Transcranial direct current stimulation (tDCS) has been proposed as a potential non-pharmacological intervention for Attention-Deficit/Hyperactivity Disorder (ADHD). While evidence from pediatric populations is growing, the effects of tDCS in adults with ADHD remain insufficiently characterized, increasing recognition of ADHD as a lifelong neurodevelopmental condition with persistent functional impairments.

Objective

This systematic review aimed to evaluate the effects of tDCS in adults with ADHD across clinical, cognitive, and neurophysiological outcome domains.

Methods

Six electronic databases were systematically searched to identify peer-reviewed controlled trials evaluating tDCS interventions in adults with clinically diagnosed ADHD through May 2025. Data extraction encompassed clinical symptom outcomes, cognitive task performance, neurophysiological findings, adverse events, medication status, and stimulation protocols. Study quality was assessed using the Downs and Black checklist. Where sufficient data were available, an exploratory random-effects meta-analysis was conducted for clinical symptom outcomes; all other outcomes were synthesized narratively.

Results

Eleven controlled studies (n = 415) met inclusion criteria and were included in the qualitative synthesis. Two randomized controlled trials provided sufficient data for exploratory meta-analysis of clinical symptoms. Pooled results suggested a possible beneficial effect of tDCS on inattention symptoms, accompanied by substantial heterogeneity (I2 = 79.95 %), while no significant effect was observed for hyperactivity/impulsivity. Cognitive outcomes were heterogeneous and domain-specific, with some evidence of post-stimulation improvements in inhibitory control, working memory, and attentional measures. Two studies reported tDCS-induced modulation of frontal neurophysiological markers associated with cognitive control.

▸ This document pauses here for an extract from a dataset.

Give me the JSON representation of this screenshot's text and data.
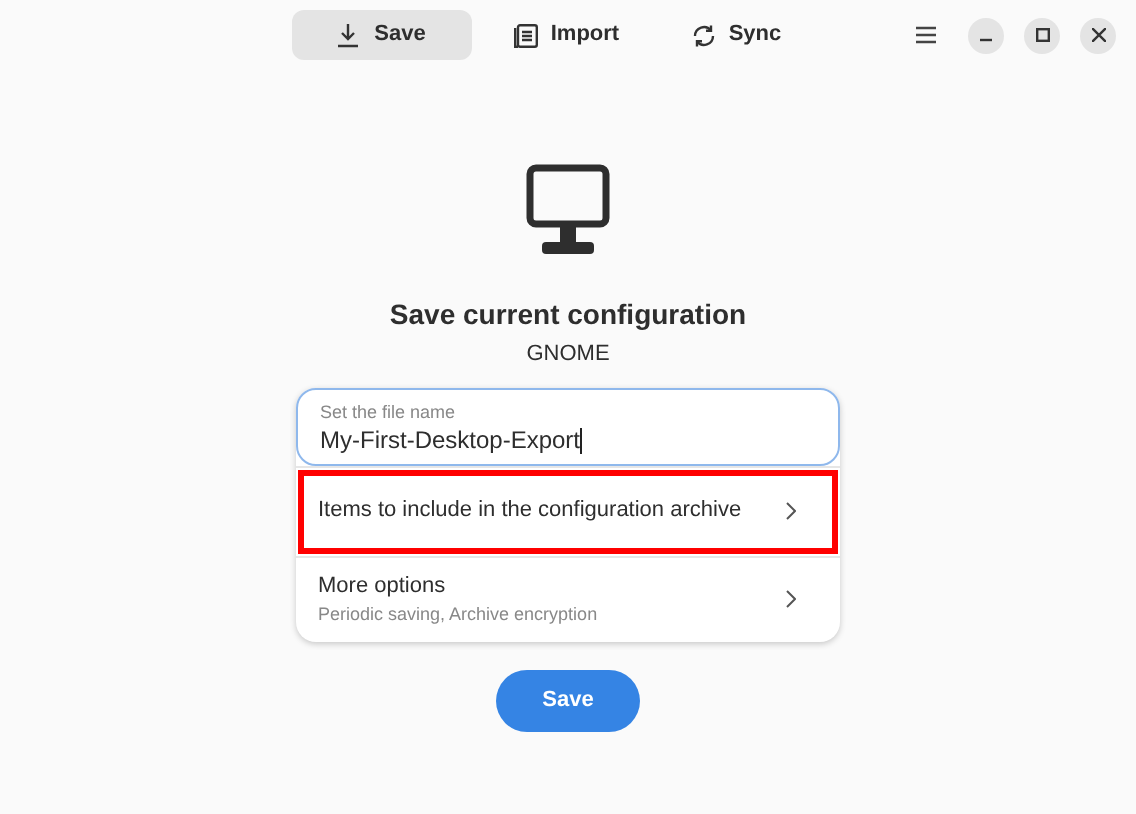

Stimulation protocols varied considerably across studies, with no consistent association between specific parameters and outcomes. Adverse events were generally mild and transient, and follow-up data were limited.

Conclusions

Current evidence suggests that tDCS may exert domain-specific effects on inattention and selected cognitive functions in adults with ADHD. However, conclusions remain tentative due to methodological heterogeneity, small sample sizes, and limited quantitative evidence. Future research should prioritize standardized protocols, adequately powered trials with extended follow-up periods, integration of neurophysiological biomarkers, and systematic evaluation of individual difference factors to clarify the therapeutic potential and mechanisms, and advance precision neuromodulation approaches for adult ADHD.
经颅直流电刺激(tDCS)已被提出作为一种潜在的非药物干预注意缺陷/多动障碍(ADHD)。虽然来自儿科人群的证据越来越多,但tDCS对成年ADHD患者的影响仍然不够明确,这使得人们越来越认识到ADHD是一种终身神经发育疾病,伴有持续的功能障碍。目的:本系统综述旨在评估tDCS在成人ADHD患者的临床、认知和神经生理结果领域的影响。方法系统检索6个电子数据库,以确定截至2025年5月评估tDCS干预对临床诊断为ADHD的成人的同行评审对照试验。数据提取包括临床症状结果、认知任务表现、神经生理发现、不良事件、药物状态和刺激方案。使用Downs和Black检查表评估研究质量。在数据充足的情况下,对临床症状结局进行探索性随机效应荟萃分析;所有其他结果以叙述方式综合。结果6项对照研究(n = 415)符合纳入标准,纳入定性综合。两项随机对照试验为临床症状的探索性荟萃分析提供了足够的数据。综合结果表明,tDCS对注意力不集中症状可能有有益影响,但存在很大的异质性(I2 = 79.95%),而对多动/冲动没有显著影响。认知结果是异质的和特定领域的,在抑制控制、工作记忆和注意力测量方面有一些刺激后改善的证据。两项研究报道了tdcs诱导的与认知控制相关的额叶神经生理标记的调节。不同研究的增产方案差异很大,具体参数与结果之间没有一致的联系。不良事件通常是轻微和短暂的,随访数据有限。结论目前的证据表明,tDCS可能对成人ADHD患者的注意力不集中和选择性认知功能产生特定领域的影响。然而,由于方法的异质性、样本量小和定量证据有限,结论仍然是暂定的。未来的研究应优先考虑标准化的方案,延长随访期的充分有力的试验,整合神经生理生物标志物,系统评估个体差异因素,以阐明成人ADHD的治疗潜力和机制,并推进精确的神经调节方法。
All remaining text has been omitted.